Le son ou le subjectif présent, vu sous l'angle de la musicothérapie

Gérard Ducourneau

A mon sens la musicothérapie est l'utilisation des éléments du contexte sonore/ musical -tous ces éléments ont un rapport avec l'individu dans son histoire – afin de tenter d’établir ou de rétablir une communication fortement perturbée... souvent absente.

Je parle ici de personnes qui ne peuvent pas, ou pas encore, ou ne peuvent plus, bénéficier d'une thérapie verbale. C'est une intervention qui se situe dans le domaine de la relation, les éléments précités étant les médiateurs. Munie de moyens et possédant des buts, elle nécessite donc une indication et s'articule, faut-il le souligner, dans un ensemble pluridisciplinaire.
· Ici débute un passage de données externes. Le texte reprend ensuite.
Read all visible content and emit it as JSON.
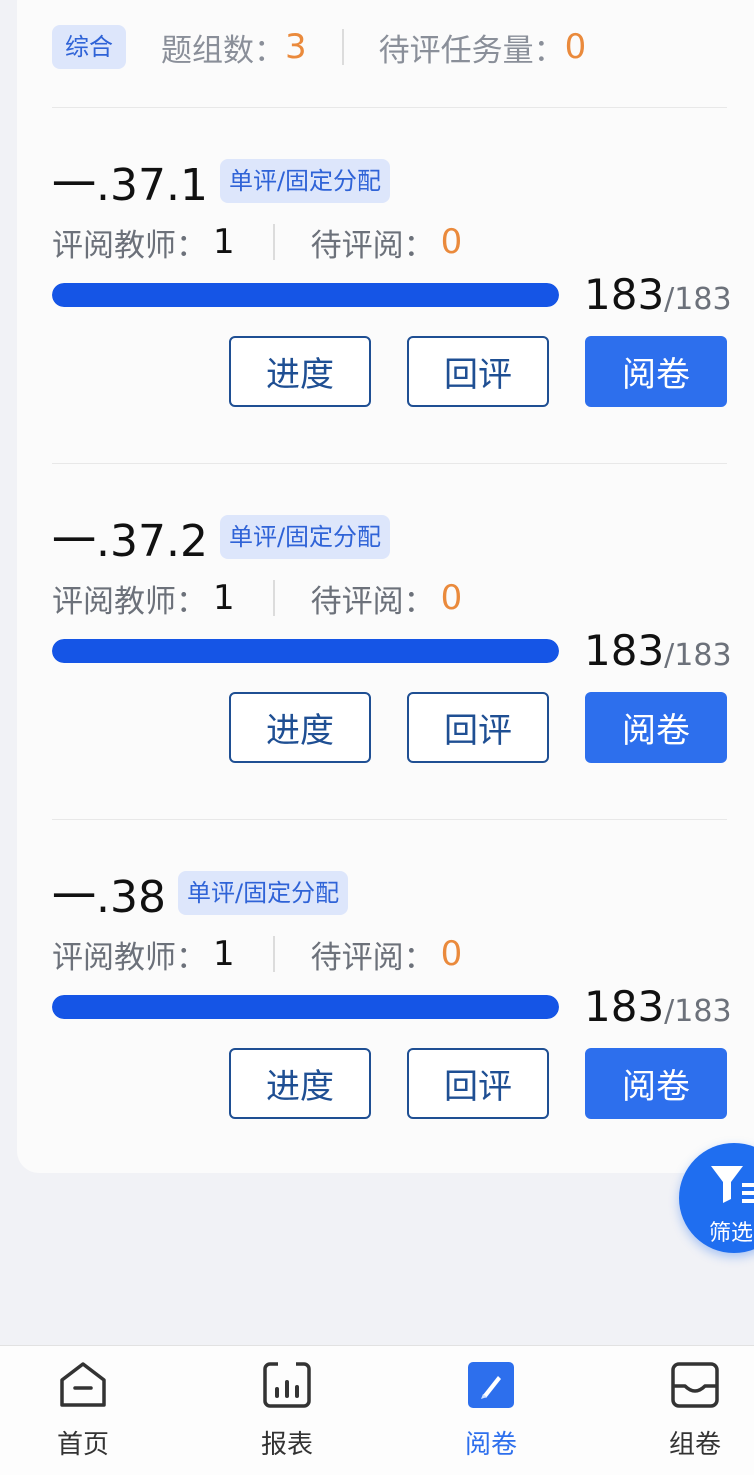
{
  "summary": {
    "tag": "综合",
    "group_count_label": "题组数：",
    "group_count": "3",
    "pending_tasks_label": "待评任务量：",
    "pending_tasks": "0"
  },
  "items": [
    {
      "title": "一.37.1",
      "mode": "单评/固定分配",
      "teacher_label": "评阅教师：",
      "teacher_count": "1",
      "pending_label": "待评阅：",
      "pending": "0",
      "done": "183",
      "total": "/183",
      "progress": 1.0,
      "buttons": {
        "progress": "进度",
        "review": "回评",
        "read": "阅卷"
      }
    },
    {
      "title": "一.37.2",
      "mode": "单评/固定分配",
      "teacher_label": "评阅教师：",
      "teacher_count": "1",
      "pending_label": "待评阅：",
      "pending": "0",
      "done": "183",
      "total": "/183",
      "progress": 1.0,
      "buttons": {
        "progress": "进度",
        "review": "回评",
        "read": "阅卷"
      }
    },
    {
      "title": "一.38",
      "mode": "单评/固定分配",
      "teacher_label": "评阅教师：",
      "teacher_count": "1",
      "pending_label": "待评阅：",
      "pending": "0",
      "done": "183",
      "total": "/183",
      "progress": 1.0,
      "buttons": {
        "progress": "进度",
        "review": "回评",
        "read": "阅卷"
      }
    }
  ],
  "filter_button": {
    "label": "筛选",
    "icon": "filter-icon"
  },
  "tabbar": [
    {
      "label": "首页",
      "icon": "home-icon",
      "active": false
    },
    {
      "label": "报表",
      "icon": "report-icon",
      "active": false
    },
    {
      "label": "阅卷",
      "icon": "marking-icon",
      "active": true
    },
    {
      "label": "组卷",
      "icon": "compose-paper-icon",
      "active": false
    }
  ],
  "colors": {
    "accent": "#2d6fed",
    "progress_fill": "#1555e6",
    "highlight_number": "#ea8a3c",
    "tag_bg": "#dde6fb"
  }
}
Je dois ajouter qu'elle n'est pas à confondre avec d'autres interventions déjà largement étudiées et qui utilisent le domaine qui nous intéresse ici, à savoir celui des vibrations, du son en particulier, parmi lesquelles on peut citer l'échographie, l'oreille électronique du Dr Tomatis, l'acousticothérapie du Dr Feldman, la psychophonie de Marie-Louise Aucher, la musicotricité,... etc.., etc...

Le musicothérapeute se trouve donc ici entre les deux grands pôles que sont le spécialiste du matériau sonore (acousticien) et le spécialiste du verbe, le psychanalyste, cette "bibliothèque de l'inconscient".

Je voudrais encore souligner que je situe la musicothérapie du côté de ce qu'on nomme la "médecine des âmes"... ces fameux thérapeutes décrits par Philon d'Alexandrie et non du côté de la "médecine du corps".

Avancerais-je par ces propos qu'un amalgame puisse avoir lieu entre musicothérapie et psychanalyse-
Certainement pas !

D'un côté nous avons toujours une mise en acte, une mise en jeu corporelle, même minime, de l'autre nous avons une mise en parole.

En musicothérapie nous travaillons essentiellement sur un plan de communication analogique car il ne peut souvent en être autrement, c'est ce qui fonde la démarche et délimite l'indication. Nous tentons de faire jouer les articulations pouvant favoriser la digitalisation permettant d'accéder à la prise de conscience.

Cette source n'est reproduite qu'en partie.